Cais da Ribeira waterfront in Porto, Portugal. Photos by Stephen Addison

Since Spain wraps around much of Portugal on the Iberian Peninsula, it’s easy to assume the two countries would be very much alike. My wife, Paula, and I have visited Spain twice, but we visited Portugal for the first time during our August 2017 trip to Spain, and we found the cultures and experiences to be quite different. 

Here are a few things you’ll find.

• The languages are surprisingly different. The written versions of the languages are more similar than the spoken versions. 

We found Portuguese to be more challenging to speak. Fortunately, most Portuguese, or, at least, those in younger generations, speak English — American English, not the British English you typically hear in Europe. The Portuguese do not like being spoken to in Spanish, so don’t make this mistake.

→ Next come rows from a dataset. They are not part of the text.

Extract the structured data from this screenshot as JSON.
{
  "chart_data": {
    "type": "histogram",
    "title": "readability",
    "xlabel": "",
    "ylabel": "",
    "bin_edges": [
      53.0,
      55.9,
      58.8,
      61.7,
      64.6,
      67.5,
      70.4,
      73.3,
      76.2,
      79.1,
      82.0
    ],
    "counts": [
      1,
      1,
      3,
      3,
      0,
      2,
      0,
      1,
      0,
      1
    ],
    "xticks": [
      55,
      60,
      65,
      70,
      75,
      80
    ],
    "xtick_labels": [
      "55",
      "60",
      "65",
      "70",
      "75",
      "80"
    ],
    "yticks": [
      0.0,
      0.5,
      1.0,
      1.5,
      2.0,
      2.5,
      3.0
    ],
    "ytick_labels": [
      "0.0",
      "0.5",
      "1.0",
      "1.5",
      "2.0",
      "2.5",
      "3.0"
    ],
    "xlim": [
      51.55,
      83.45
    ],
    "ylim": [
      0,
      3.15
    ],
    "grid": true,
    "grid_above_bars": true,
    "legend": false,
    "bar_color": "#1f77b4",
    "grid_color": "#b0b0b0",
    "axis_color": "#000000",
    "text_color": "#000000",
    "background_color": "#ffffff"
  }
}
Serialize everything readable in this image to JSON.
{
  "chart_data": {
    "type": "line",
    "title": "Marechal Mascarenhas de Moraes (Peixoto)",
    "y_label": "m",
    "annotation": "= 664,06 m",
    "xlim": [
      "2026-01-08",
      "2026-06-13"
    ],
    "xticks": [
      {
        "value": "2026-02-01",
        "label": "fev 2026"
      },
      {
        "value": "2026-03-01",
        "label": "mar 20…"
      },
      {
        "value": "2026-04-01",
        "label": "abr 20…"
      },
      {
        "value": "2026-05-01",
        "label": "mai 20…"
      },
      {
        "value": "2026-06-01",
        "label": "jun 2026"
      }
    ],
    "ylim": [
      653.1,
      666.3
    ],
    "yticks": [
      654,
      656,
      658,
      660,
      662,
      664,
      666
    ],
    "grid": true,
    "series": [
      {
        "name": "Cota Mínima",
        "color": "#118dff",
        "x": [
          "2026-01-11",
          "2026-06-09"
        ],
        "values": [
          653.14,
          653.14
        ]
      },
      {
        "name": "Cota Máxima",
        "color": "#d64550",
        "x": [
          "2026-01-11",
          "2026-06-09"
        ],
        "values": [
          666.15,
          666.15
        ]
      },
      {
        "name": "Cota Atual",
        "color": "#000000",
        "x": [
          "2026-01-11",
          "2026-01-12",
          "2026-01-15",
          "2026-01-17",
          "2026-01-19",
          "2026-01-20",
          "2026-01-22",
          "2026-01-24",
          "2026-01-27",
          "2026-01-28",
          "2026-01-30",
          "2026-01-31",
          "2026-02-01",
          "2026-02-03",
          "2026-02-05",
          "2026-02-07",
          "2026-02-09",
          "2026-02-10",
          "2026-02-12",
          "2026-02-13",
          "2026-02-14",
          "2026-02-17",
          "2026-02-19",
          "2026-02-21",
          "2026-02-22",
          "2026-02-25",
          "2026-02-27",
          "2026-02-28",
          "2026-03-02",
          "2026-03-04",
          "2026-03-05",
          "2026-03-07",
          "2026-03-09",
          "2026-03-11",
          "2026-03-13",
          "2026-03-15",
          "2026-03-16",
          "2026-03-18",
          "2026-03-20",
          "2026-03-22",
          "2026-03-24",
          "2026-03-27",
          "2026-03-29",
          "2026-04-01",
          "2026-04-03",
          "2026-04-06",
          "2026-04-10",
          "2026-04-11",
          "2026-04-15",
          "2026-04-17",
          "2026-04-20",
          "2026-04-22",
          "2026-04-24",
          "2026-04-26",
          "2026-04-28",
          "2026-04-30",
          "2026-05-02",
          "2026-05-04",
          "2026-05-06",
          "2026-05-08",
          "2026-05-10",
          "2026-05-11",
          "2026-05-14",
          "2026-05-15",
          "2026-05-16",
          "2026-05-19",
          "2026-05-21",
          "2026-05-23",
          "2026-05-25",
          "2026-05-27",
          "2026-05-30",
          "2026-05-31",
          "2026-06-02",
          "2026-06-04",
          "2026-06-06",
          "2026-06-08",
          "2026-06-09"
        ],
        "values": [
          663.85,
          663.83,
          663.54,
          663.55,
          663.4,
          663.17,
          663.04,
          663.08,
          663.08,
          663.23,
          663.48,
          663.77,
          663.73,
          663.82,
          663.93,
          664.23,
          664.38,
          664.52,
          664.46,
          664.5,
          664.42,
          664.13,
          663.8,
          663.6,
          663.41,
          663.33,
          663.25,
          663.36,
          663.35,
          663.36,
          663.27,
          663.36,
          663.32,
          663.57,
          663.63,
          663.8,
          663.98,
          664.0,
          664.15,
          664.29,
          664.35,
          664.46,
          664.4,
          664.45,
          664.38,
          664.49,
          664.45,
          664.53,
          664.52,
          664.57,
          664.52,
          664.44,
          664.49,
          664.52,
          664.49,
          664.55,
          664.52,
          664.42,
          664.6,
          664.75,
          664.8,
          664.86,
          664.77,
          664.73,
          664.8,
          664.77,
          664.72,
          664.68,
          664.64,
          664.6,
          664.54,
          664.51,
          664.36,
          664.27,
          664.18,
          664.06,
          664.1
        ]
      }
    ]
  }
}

Other than workers in tourism-related professions, we encountered few English speakers in Spain. 

São Bento train station in Porto.

• The daily schedule in Portugal is more similar to the schedule we have in the US than is Spain’s. The siesta is still common in Spain, but this isn’t a practice in Portugal.

Mealtimes in Portugal are earlier than those in Spain but still later than those in the US. Restaurant schedules differ accordingly. While a considerable portion of restaurants in Portugal close from mid-afternoon to early evening, more appear to be open continuously from lunch through supper than in Spain. If you prefer an early supper, you’ll be much happier in Portugal.

Bedtimes are also earlier in Portugal. 

Be aware that Portugal is in the same time zone as the UK, while peninsular Spain is in the same time zone as Western Continental Europe. Specifically, most of Spain is one hour ahead of Portugal.

• The quality of the infrastructure in the two countries is similar, but in Portugal you’ll miss Spain’s outstanding high-speed trains.

View of Porto from just outside the Porto Cathedral — Portugal.

Your arrival experience when flying into Lisbon is likely to be inferior to your arrival flying into Madrid. Lisbon’s airport terminals are much older than, and can’t compare to, Madrid’s huge, new terminals 4 and 4S. On the other hand, Porto, Portugal, has an excellent new terminal.

• There don’t seem to be many places in Portugal that aren’t hilly, and the hills are often very steep. Spain offers a variety of terrains, but we’ve never encountered areas in Spain that were as hilly as Portugal. I’m a Tennessee hillbilly, but Portugal’s hills just about did me in.

• We found the Portuguese people we encountered to be somewhat more welcoming than the people we met in Spain.

• Finally, we were concerned that Portugal might still be suffering from its recent economic crisis, but we found it to be more prosperous and upbeat than expected.